O Jerusalem, Jerusalem, the city that kills the prophets and stones those who are sent to it! How often would I have gathered your children together as a hen gathers her brood under her wings, and you were not willing!

Matt. 23:37

Grief involves deep and intense sorrow or distress over the death of someone or the loss of a close and important relationship. Grief is a reaction to a major loss: mourning, hurt, pain, anger are all apart of the grieving process.

God grieves for us, his children, when we refuse his help, ignore his will, and reject his explicit commands. He suffers with us and yearns to help, he died for our sins that we might be free to enjoy his love and companionship. Because God loves, he understands us, thus he suffers with us and for us.

This is just what I meant when I spoke of the grief or the tragedy of God on our account. All of us have experienced the fact that our grief for someone whom we cannot help because he will not let us help him is all the greater the more we love him. You grasp how great is God’s sorrow for you only when you realize how much you are loved and to what extent God is thinking about you . . . .

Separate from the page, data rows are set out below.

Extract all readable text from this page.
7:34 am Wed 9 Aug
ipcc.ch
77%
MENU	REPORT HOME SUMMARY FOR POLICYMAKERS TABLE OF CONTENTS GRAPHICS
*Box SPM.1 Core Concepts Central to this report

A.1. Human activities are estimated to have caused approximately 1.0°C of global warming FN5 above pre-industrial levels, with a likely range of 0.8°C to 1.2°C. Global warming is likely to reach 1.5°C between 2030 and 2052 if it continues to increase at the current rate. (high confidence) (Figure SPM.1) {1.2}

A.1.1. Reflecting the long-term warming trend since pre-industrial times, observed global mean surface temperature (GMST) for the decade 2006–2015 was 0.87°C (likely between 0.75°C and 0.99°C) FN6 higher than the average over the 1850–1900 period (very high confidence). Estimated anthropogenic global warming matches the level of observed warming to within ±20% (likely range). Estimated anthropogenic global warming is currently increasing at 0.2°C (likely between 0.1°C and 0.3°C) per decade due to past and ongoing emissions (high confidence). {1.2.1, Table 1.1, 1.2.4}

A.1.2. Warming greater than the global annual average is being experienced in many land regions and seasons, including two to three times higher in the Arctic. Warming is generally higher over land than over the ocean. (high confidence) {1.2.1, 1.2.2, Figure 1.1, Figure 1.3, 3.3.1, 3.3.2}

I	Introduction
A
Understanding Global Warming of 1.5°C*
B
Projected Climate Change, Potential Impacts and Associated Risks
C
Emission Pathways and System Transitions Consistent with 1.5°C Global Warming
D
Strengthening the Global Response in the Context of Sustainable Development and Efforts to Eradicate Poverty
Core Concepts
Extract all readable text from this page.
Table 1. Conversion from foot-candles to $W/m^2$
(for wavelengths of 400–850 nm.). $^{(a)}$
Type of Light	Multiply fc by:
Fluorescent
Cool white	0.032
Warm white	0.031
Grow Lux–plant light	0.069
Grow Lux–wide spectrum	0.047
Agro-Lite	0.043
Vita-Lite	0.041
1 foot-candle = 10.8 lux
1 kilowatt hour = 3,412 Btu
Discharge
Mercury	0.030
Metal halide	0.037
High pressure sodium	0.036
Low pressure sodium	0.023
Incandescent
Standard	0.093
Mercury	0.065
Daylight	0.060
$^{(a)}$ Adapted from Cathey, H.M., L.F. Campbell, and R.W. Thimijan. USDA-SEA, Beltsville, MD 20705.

I have said that the suffering of God is so great because He loves us so much. Anyone who has a dear friend going to the dogs, and is unable to help us as he rushes step by step to destruction, knows that this is like death for himself, too. For loving means complete sharing, and the misfortune of the other means pain for oneself.

This is the meaning of Good Friday for the Son of God. He bears the guilt of the world. Perhaps this sounds very dogmatic. But we can understand it clearly enough, as men, if we only see that the heart of the Saviour beats with burning love for His lost and and unhappy children. And because He understands, he suffers with them.

Helmut Thielicke, The Silence of God, trans., G.W. Bromiley (Grand Rapids, MI: Eerdmans, 1962), 70.